In the banking world, it’s practically a given that while regulators will say they’re tempering their expectations of smaller community banks with simpler business models, the reality demonstrates that best practices at the very largest financial institutions do eventually trickle down to smaller banks in the form of regulatory expectations.
Julie Conroy, research director for Aite Group’s retail banking practice, specializes in anti-money laundering, among other subjects, and said she studied the problem of AML at smaller financial institutions because she felt she wanted to broaden her coverage of AML beyond the very largest banks.
“I was expecting to hear some points of divergence between big financial institutions and small financial institutions, but I think the extent of that divergence surprised me,” Conroy said. “Some of the things I hear from big financial institutions, for instance the documentation that regulators are asking them to do or the challenges associated with beneficial ownership, none of those really even registered with the smaller guys.”
“I think right now, it really is a tale of two markets. That said, we do typically see that the pain of the big guys does eventually become the pain of the small guys,” she said.
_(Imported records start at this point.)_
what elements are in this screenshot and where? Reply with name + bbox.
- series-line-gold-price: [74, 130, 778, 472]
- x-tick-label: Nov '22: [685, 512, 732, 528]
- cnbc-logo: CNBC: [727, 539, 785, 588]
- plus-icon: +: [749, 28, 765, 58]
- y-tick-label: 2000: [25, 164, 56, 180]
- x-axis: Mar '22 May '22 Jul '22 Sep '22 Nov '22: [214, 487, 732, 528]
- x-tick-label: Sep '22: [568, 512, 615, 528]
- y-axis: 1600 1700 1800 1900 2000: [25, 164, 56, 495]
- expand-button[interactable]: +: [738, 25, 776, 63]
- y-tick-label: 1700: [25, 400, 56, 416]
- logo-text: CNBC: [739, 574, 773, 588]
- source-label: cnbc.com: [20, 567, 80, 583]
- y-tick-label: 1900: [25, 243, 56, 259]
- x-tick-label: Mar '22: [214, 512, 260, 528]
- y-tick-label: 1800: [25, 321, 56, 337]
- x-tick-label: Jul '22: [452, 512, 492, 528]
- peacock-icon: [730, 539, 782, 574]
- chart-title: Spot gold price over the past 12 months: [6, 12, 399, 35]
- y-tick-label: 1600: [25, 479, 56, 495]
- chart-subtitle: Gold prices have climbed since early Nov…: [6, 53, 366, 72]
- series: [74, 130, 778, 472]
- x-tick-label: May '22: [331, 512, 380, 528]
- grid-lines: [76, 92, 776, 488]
One particular pain point that emerged in Conroy’s report was that of false positives, with a majority of the executives surveyed responding that false positives from either transaction monitoring or watch-list filtering was either a moderate or significant issue.
But Conroy says false positives are a rather universal pain point in anti-money laundering compliance. Executives surveyed in the Aite study also said they would like to see enhancements to currency transaction report (CTR) automation in order to help weed out false positives, and some voiced frustration at the current CTR limit of $10,000 and suggested it should be changed to reflect the present-day value of the dollar.
Smaller institutions also rely more heavily on their core providers, which can make technological choices a bit more challenging, and Conroy said she was also surprised at the number of smaller financial institutions looking to change vendors, with one-third of her respondents saying they were “very likely” or “somewhat likely” to change at least one AML provider within the next few years.
Seeking Solutions
In her report for Aite, Conroy encourages smaller financial institutions to shop around for AML solutions. She also encouraged collaboration and communication between peers and advises smaller banks and credit unions to watch what happens at larger financial institutions for clues as to regulators’ next points of emphasis.
One trend to keep an eye on, for instance, is predictive or behavioral analytics, which will likely emerge as a standard in anti-money laundering compliance in the next few years, Conroy said.
The challenge, especially for smaller financial institutions, is that BSA and AML compliance touch nearly every aspect of banking right on down to the teller line, Skarin said.
And while regulators may step up consent orders and fines for AML violations, Conroy said that unless there’s been willful negligence at play, bankers who’ve been playing by the rules all along ought to be fine.
“As long as they deal with it, they’re not going to get these death penalty types of fines, but if it’s disclosed that there are folks complicit in closing their eyes, then you will see some very significant actions taken,” she said.